Now Prof. Caldwell's discussion degenerates into an attack against Bishop Lawrence personally:
5-the diocese of SC disassociated from TEC only after TEC tried to remove its bishop. In truth, Lawrence willfully and voluntarily left the Episcopal Church on October 17, 2012 by verbal declaration to the Presiding Bishop. He followed this up by word and deed for the next seven weeks after which the Presiding Bishop accepted his renunciation of orders and deposed him as a bishop in the Episcopal Church. 
This is utter nonsense (and Prof. Caldwell misinterprets the canons to allow an oral -- instead of the required written -- "renunciation" to serve as the prerequisite for a deposition), as I explained in this earlier post. There is no need to repeat my observations here.
6-the diocese of SC represents 80 percent of the 30,000 members of the pre-schism diocese. Actually, the pre-schism diocese numbered around 29,000. It has shrunk by nearly a third since Lawrence became bishop. 2,000 people left with St. Andrew's of Mt. Pleasant. Around 7,000 remained in the Episcopal Church. The independent diocese has around two-thirds of the pre-schism diocese. And, it may well be that this number is declining as people are gradually returning to the Episcopal Church. Also, forty per-cent of the pre-schism clergy remained with the Episcopal Church. 
I shall let those more familiar with the statistics of South Carolina demonstrate the falsity of these claims. Where is the proof of the undocumented assertion that "people are gradually returning to the Episcopal Church"? And how could forty percent of the pre-schism clergy have served less than one-quarter of all the parishioners? Were the parishes that remained the ones that were top-heavy and over-staffed?
7-TEC "embraced...a radical fringe scriptural interpretation that makes Christ's teachings optional for salvation." This is an outrageous untruth which only reflects badly on the character of the people deliberately repeating it. 
If this is a true statement, Prof. Caldwell, then please explain how clergy can reconcile their ordination vows to be faithful to the "doctrine, worship and discipline of Christ" with the doctrine, discipline and worship of the current national Church, which has approved provisional rites for the blessing of same-sex unions, and which turns a blind eye to those bishops who violate the Canons and the Rubrics of the BCP to celebrate actual same-sex "marriages."  (See this earlier post for details.)

So we come to the final desultory accusation against the Diocese lodged by this professional historian:
8-the independent diocese is "recognized" by Anglicans around the world. It is indeed "recognized" by some highly conservative and homophobic Anglican prelates in some Third World countries. It is absolutely not recognized by the Anglican Communion and never will be.
This charge is, I regret to say, pathetic.
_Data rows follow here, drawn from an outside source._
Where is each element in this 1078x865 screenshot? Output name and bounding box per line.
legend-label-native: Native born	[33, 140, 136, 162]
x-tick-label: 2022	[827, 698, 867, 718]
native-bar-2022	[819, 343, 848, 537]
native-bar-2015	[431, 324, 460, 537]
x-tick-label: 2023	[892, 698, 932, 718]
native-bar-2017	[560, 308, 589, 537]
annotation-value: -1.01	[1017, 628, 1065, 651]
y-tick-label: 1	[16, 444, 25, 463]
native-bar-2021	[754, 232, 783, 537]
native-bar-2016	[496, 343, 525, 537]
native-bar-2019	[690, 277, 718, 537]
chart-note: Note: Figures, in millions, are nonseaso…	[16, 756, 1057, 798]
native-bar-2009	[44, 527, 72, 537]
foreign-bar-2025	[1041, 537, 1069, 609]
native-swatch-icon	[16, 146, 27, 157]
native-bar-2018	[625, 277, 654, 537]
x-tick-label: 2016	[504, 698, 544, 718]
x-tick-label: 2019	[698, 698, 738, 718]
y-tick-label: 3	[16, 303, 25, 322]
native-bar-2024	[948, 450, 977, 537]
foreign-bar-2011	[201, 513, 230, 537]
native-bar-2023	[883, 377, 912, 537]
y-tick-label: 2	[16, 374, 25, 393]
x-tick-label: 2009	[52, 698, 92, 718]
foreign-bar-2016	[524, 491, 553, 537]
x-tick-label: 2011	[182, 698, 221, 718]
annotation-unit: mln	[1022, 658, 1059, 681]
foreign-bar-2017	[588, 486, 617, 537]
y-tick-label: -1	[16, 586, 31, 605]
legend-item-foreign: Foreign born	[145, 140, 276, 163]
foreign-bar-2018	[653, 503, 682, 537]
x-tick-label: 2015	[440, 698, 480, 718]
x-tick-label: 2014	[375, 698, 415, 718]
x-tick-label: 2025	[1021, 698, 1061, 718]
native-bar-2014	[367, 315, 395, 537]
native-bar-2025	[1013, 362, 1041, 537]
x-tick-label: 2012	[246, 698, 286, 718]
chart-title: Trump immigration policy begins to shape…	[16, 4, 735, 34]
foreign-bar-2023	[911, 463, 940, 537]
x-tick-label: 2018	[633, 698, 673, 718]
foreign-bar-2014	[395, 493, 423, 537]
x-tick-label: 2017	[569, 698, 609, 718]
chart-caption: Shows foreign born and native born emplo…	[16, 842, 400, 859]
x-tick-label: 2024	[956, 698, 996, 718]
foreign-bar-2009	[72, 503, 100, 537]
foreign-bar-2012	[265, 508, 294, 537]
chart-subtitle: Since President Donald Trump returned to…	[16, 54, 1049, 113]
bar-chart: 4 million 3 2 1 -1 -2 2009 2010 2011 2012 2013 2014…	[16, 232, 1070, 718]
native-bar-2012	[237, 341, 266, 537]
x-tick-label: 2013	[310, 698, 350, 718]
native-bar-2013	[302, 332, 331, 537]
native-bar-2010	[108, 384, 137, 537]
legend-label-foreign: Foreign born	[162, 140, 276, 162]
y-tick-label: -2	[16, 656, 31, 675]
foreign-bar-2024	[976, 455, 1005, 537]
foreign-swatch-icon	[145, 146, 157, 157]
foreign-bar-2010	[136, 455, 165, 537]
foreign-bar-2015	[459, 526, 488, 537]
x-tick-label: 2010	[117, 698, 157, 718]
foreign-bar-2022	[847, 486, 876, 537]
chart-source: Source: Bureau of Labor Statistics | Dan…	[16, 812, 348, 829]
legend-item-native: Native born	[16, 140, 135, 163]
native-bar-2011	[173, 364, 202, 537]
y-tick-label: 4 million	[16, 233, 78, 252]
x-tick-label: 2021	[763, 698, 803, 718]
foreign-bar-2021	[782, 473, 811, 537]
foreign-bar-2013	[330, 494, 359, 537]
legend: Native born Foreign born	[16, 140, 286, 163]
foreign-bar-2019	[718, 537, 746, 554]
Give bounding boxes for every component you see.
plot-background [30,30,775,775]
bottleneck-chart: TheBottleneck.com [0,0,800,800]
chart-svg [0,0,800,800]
The Anglican primates in "some Third World countries" are to be described as "homophobic" --- for remaining loyal and true to the faith handed down to them from the Apostles?

In so denigrating your ecclesiastical superiors, Prof. Caldwell, you have -- at the end of your "reflections" -- at last shown your true colors. May you come to regret what you have written, and may God give you the grace and peace to recognize what is true, and what is false, about the claims made in the Church on behalf of ECUSA. Especially the claims made by its hired counsel in court.